Computer Vision Project

Project 2: Local Feature Matching

Attempt to feature match between similar images.

This purpose of the local feature matching project is to create an image matching pipeline that will match two similar images. These images might be taken from different perspectives and angles and we can see later on that these factors play a heavy role in the success rate. The image matching pipeline can be described as:

Specifically, we start by identifying notable points in the image, which are called feature points.
Then we create a feature descriptor for each feature point, which is a small matrix centered at the respective feature point.
Finally, we will use a matching algorithm to identify the best matches given the descriptors.

Interest Points Retrieval

Specifically, I am using the harris corner feature detection algorithm. The purpose of an interest point is to find unique and uncommon points that could be used to indetify images, especially when you have a cluster of them. As suggested, this algorithm targets corners as the primary source of feature points, which is since creating a descriptor around it would change greatly if it were to move in any direction. If we had a edge, then it would be similar to another image if we moved an image along the edge direction, and a plane would be even more generic in that it would look like any other plane. In particular, I performed the following steps:

I applied a 'small' gaussian filter onto the image via imfilter
I calculated the horizontal and vertical derivatives of the filtered image by using imgradientxy to create imageX and imageY
I calculated the outer products of imageX and imageY to yield imageXX, imageXY, and imageYY
I then apply each of these above images with a 'larger' gaussian filter
I use the above values to calculate the determinant and the trace of the matrix, and ultimately to find a scalar interest measure via response = determinant - k*traceSquared;
Finally, I use non-max supression to get rid of noise around the corners to highlight a distinct feature point in that local vicinity.

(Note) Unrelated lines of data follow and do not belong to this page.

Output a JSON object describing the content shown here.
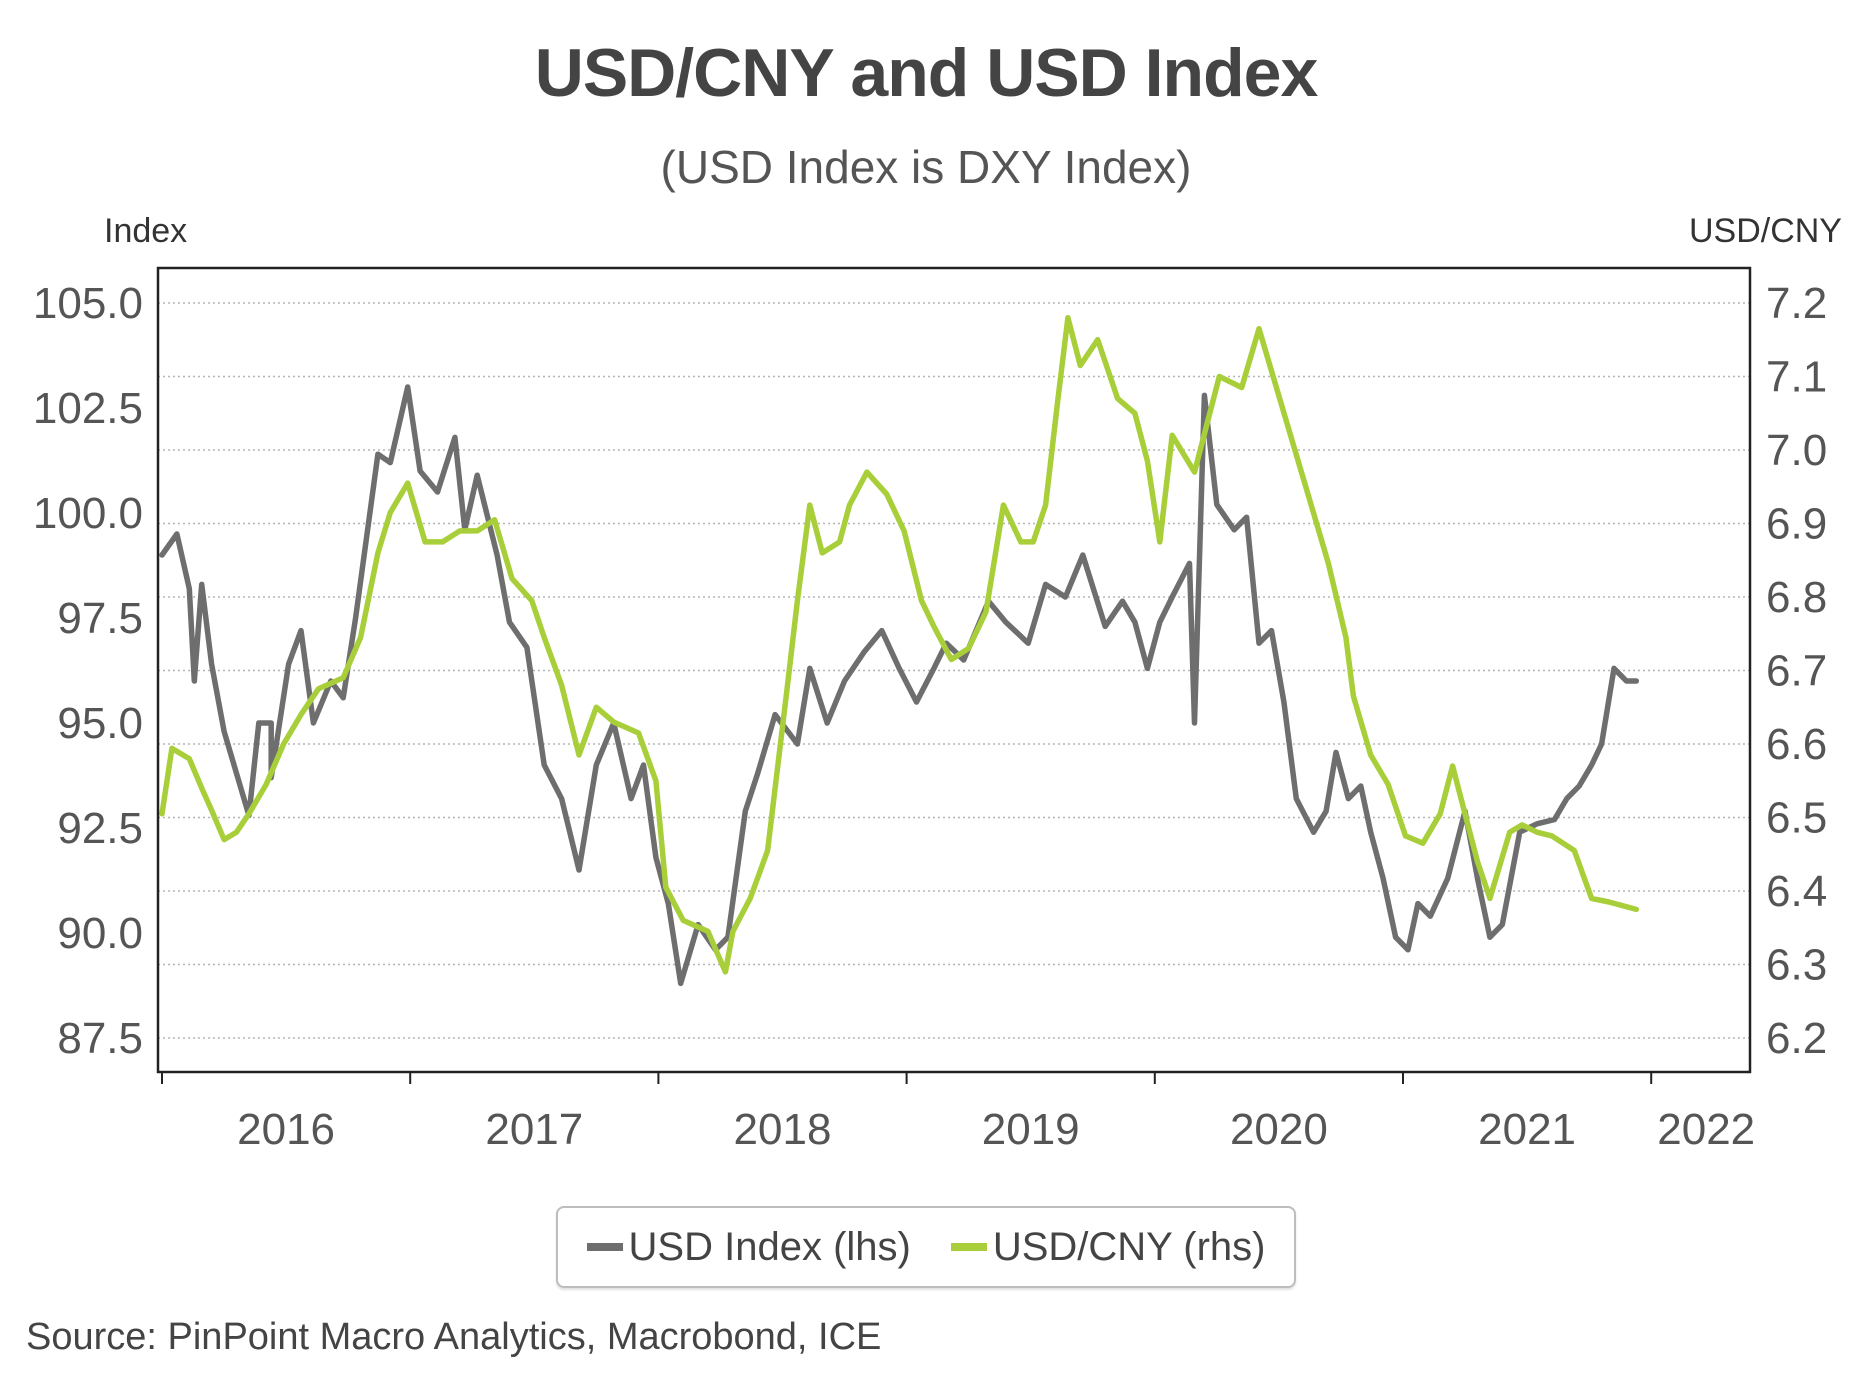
{
  "header": {
    "title": "USD/CNY and USD Index",
    "subtitle": "(USD Index is DXY Index)"
  },
  "axes": {
    "left_title": "Index",
    "right_title": "USD/CNY",
    "left_ticks": [
      "105.0",
      "102.5",
      "100.0",
      "97.5",
      "95.0",
      "92.5",
      "90.0",
      "87.5"
    ],
    "right_ticks": [
      "7.2",
      "7.1",
      "7.0",
      "6.9",
      "6.8",
      "6.7",
      "6.6",
      "6.5",
      "6.4",
      "6.3",
      "6.2"
    ],
    "x_ticks": [
      "2016",
      "2017",
      "2018",
      "2019",
      "2020",
      "2021",
      "2022"
    ]
  },
  "legend": {
    "items": [
      {
        "label": "USD Index (lhs)",
        "color": "#6e6e6e"
      },
      {
        "label": "USD/CNY (rhs)",
        "color": "#a8cf3a"
      }
    ]
  },
  "footer": {
    "source": "Source: PinPoint Macro Analytics, Macrobond, ICE"
  },
  "chart_data": {
    "type": "line",
    "title": "USD/CNY and USD Index",
    "subtitle": "(USD Index is DXY Index)",
    "xlabel": "",
    "ylabel": "Index",
    "ylabel_right": "USD/CNY",
    "xlim": [
      2016.0,
      2022.5
    ],
    "ylim": [
      87.5,
      105.0
    ],
    "ylim_right": [
      6.2,
      7.2
    ],
    "grid": "horizontal dotted",
    "legend_position": "bottom",
    "colors": {
      "usd_index": "#6e6e6e",
      "usdcny": "#a8cf3a"
    },
    "series": [
      {
        "name": "USD Index (lhs)",
        "axis": "left",
        "x": [
          2016.0,
          2016.06,
          2016.11,
          2016.13,
          2016.16,
          2016.2,
          2016.25,
          2016.3,
          2016.35,
          2016.39,
          2016.44,
          2016.44,
          2016.51,
          2016.56,
          2016.61,
          2016.68,
          2016.73,
          2016.78,
          2016.87,
          2016.92,
          2016.99,
          2017.04,
          2017.11,
          2017.18,
          2017.22,
          2017.27,
          2017.35,
          2017.4,
          2017.47,
          2017.54,
          2017.61,
          2017.68,
          2017.75,
          2017.82,
          2017.89,
          2017.94,
          2017.99,
          2018.04,
          2018.09,
          2018.16,
          2018.23,
          2018.28,
          2018.35,
          2018.4,
          2018.47,
          2018.56,
          2018.61,
          2018.68,
          2018.75,
          2018.83,
          2018.9,
          2018.97,
          2019.04,
          2019.11,
          2019.16,
          2019.23,
          2019.33,
          2019.4,
          2019.49,
          2019.56,
          2019.64,
          2019.71,
          2019.8,
          2019.87,
          2019.92,
          2019.97,
          2020.02,
          2020.07,
          2020.14,
          2020.16,
          2020.2,
          2020.25,
          2020.32,
          2020.37,
          2020.42,
          2020.47,
          2020.52,
          2020.57,
          2020.64,
          2020.69,
          2020.73,
          2020.78,
          2020.83,
          2020.87,
          2020.92,
          2020.97,
          2021.02,
          2021.06,
          2021.11,
          2021.18,
          2021.25,
          2021.3,
          2021.35,
          2021.4,
          2021.47,
          2021.54,
          2021.61,
          2021.66,
          2021.71,
          2021.76,
          2021.8,
          2021.85,
          2021.9,
          2021.94
        ],
        "values": [
          99.0,
          99.5,
          98.2,
          96.0,
          98.3,
          96.4,
          94.8,
          93.8,
          92.8,
          95.0,
          95.0,
          93.7,
          96.4,
          97.2,
          95.0,
          96.0,
          95.6,
          97.5,
          101.4,
          101.2,
          103.0,
          101.0,
          100.5,
          101.8,
          99.6,
          100.9,
          99.0,
          97.4,
          96.8,
          94.0,
          93.2,
          91.5,
          94.0,
          95.0,
          93.2,
          94.0,
          91.8,
          90.7,
          88.8,
          90.2,
          89.6,
          89.9,
          92.9,
          93.8,
          95.2,
          94.5,
          96.3,
          95.0,
          96.0,
          96.7,
          97.2,
          96.3,
          95.5,
          96.3,
          96.9,
          96.5,
          97.9,
          97.4,
          96.9,
          98.3,
          98.0,
          99.0,
          97.3,
          97.9,
          97.4,
          96.3,
          97.4,
          98.0,
          98.8,
          95.0,
          102.8,
          100.2,
          99.6,
          99.9,
          96.9,
          97.2,
          95.5,
          93.2,
          92.4,
          92.9,
          94.3,
          93.2,
          93.5,
          92.4,
          91.3,
          89.9,
          89.6,
          90.7,
          90.4,
          91.3,
          92.9,
          91.3,
          89.9,
          90.2,
          92.4,
          92.6,
          92.7,
          93.2,
          93.5,
          94.0,
          94.5,
          96.3,
          96.0,
          96.0
        ]
      },
      {
        "name": "USD/CNY (rhs)",
        "axis": "right",
        "x": [
          2016.0,
          2016.04,
          2016.11,
          2016.16,
          2016.2,
          2016.25,
          2016.3,
          2016.35,
          2016.42,
          2016.49,
          2016.56,
          2016.63,
          2016.73,
          2016.8,
          2016.87,
          2016.92,
          2016.99,
          2017.06,
          2017.13,
          2017.2,
          2017.27,
          2017.34,
          2017.41,
          2017.49,
          2017.54,
          2017.61,
          2017.68,
          2017.75,
          2017.82,
          2017.92,
          2017.99,
          2018.03,
          2018.1,
          2018.2,
          2018.27,
          2018.3,
          2018.37,
          2018.44,
          2018.52,
          2018.56,
          2018.61,
          2018.66,
          2018.73,
          2018.77,
          2018.84,
          2018.92,
          2018.99,
          2019.06,
          2019.11,
          2019.18,
          2019.25,
          2019.32,
          2019.39,
          2019.46,
          2019.51,
          2019.56,
          2019.61,
          2019.65,
          2019.7,
          2019.77,
          2019.85,
          2019.92,
          2019.97,
          2020.02,
          2020.07,
          2020.16,
          2020.26,
          2020.35,
          2020.42,
          2020.49,
          2020.56,
          2020.63,
          2020.7,
          2020.77,
          2020.8,
          2020.87,
          2020.94,
          2021.01,
          2021.08,
          2021.15,
          2021.2,
          2021.25,
          2021.3,
          2021.35,
          2021.43,
          2021.48,
          2021.54,
          2021.6,
          2021.69,
          2021.76,
          2021.83,
          2021.94
        ],
        "values": [
          6.505,
          6.594,
          6.58,
          6.54,
          6.51,
          6.47,
          6.48,
          6.505,
          6.545,
          6.6,
          6.64,
          6.675,
          6.69,
          6.745,
          6.86,
          6.915,
          6.955,
          6.875,
          6.875,
          6.89,
          6.89,
          6.905,
          6.825,
          6.795,
          6.745,
          6.68,
          6.585,
          6.65,
          6.63,
          6.615,
          6.55,
          6.405,
          6.36,
          6.345,
          6.29,
          6.345,
          6.39,
          6.455,
          6.68,
          6.795,
          6.925,
          6.86,
          6.875,
          6.925,
          6.97,
          6.94,
          6.89,
          6.795,
          6.76,
          6.715,
          6.73,
          6.78,
          6.925,
          6.875,
          6.875,
          6.925,
          7.07,
          7.18,
          7.115,
          7.15,
          7.07,
          7.05,
          6.985,
          6.875,
          7.02,
          6.97,
          7.1,
          7.085,
          7.165,
          7.085,
          7.005,
          6.925,
          6.845,
          6.745,
          6.665,
          6.585,
          6.545,
          6.475,
          6.465,
          6.505,
          6.57,
          6.505,
          6.44,
          6.39,
          6.48,
          6.49,
          6.48,
          6.475,
          6.455,
          6.39,
          6.385,
          6.375
        ]
      }
    ]
  }
}
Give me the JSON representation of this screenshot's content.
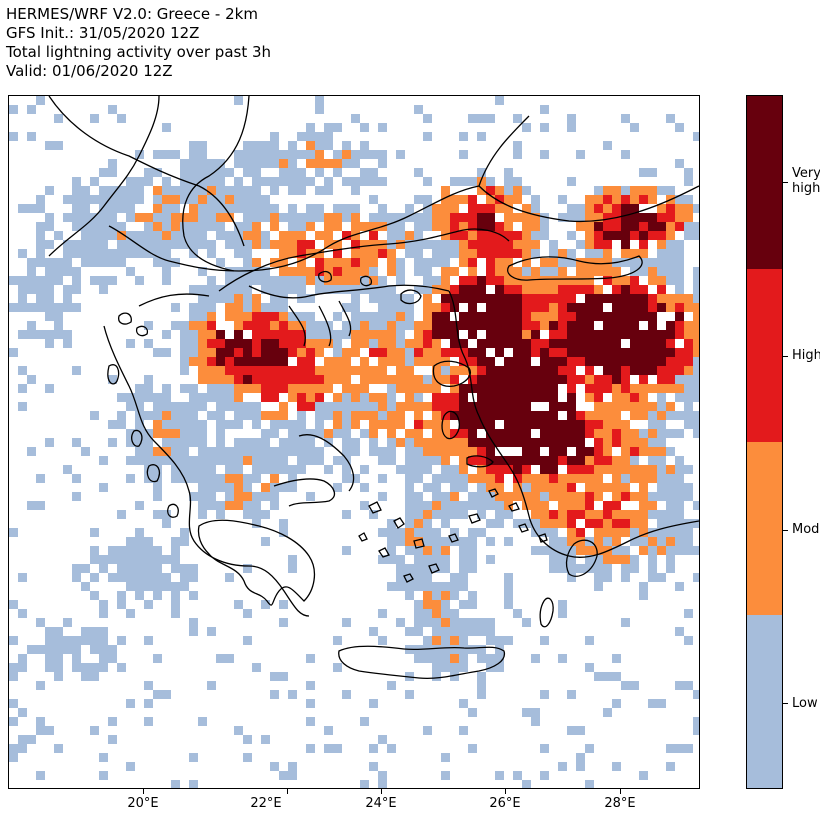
{
  "title": {
    "line1": "HERMES/WRF V2.0: Greece - 2km",
    "line2": "GFS Init.: 31/05/2020 12Z",
    "line3": "Total lightning activity over past 3h",
    "line4": "Valid: 01/06/2020 12Z"
  },
  "map": {
    "x_ticks": [
      "20°E",
      "22°E",
      "24°E",
      "26°E",
      "28°E"
    ],
    "coastline_color": "#000000"
  },
  "colorbar": {
    "levels": [
      {
        "label": "Low",
        "color": "#a6bddb"
      },
      {
        "label": "Mod",
        "color": "#fc8d3c"
      },
      {
        "label": "High",
        "color": "#e31a1c"
      },
      {
        "label": "Very\nhigh",
        "color": "#67000d"
      }
    ]
  }
}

%performing non-max supression

padding = feature_width/2;
local_maxes = colfilt(response, [padding padding], 'sliding', @max); 
matched_filter = (response == local_maxes);
nonMaxSupression = response .* matched_filter;

This code above is how i do non-max surpression. I use the convenient matlab method of colfilt on my computed response to perform a sliding window effect of size feature_width/2 x feature_width/2, and calculating the max value in each window. This function makes every value in that window to be the local maxima, which is why i need the following two steps. After that, I create a filter that retrieves all of the coordinates in which there was a local maxima, which i then apply onto my original image so that all of the local maximums are now only found at the correct coordinates.

Feature Point Descriptor Generation

I decided to use the 8 different orientations of a 3x3 sobel filter to represent the 8 gradient directions. I first applied a gaussian filter to smooth out the image, which helps reduce a lot of the noise in the image. I then applied each of the 8 filters onto the image.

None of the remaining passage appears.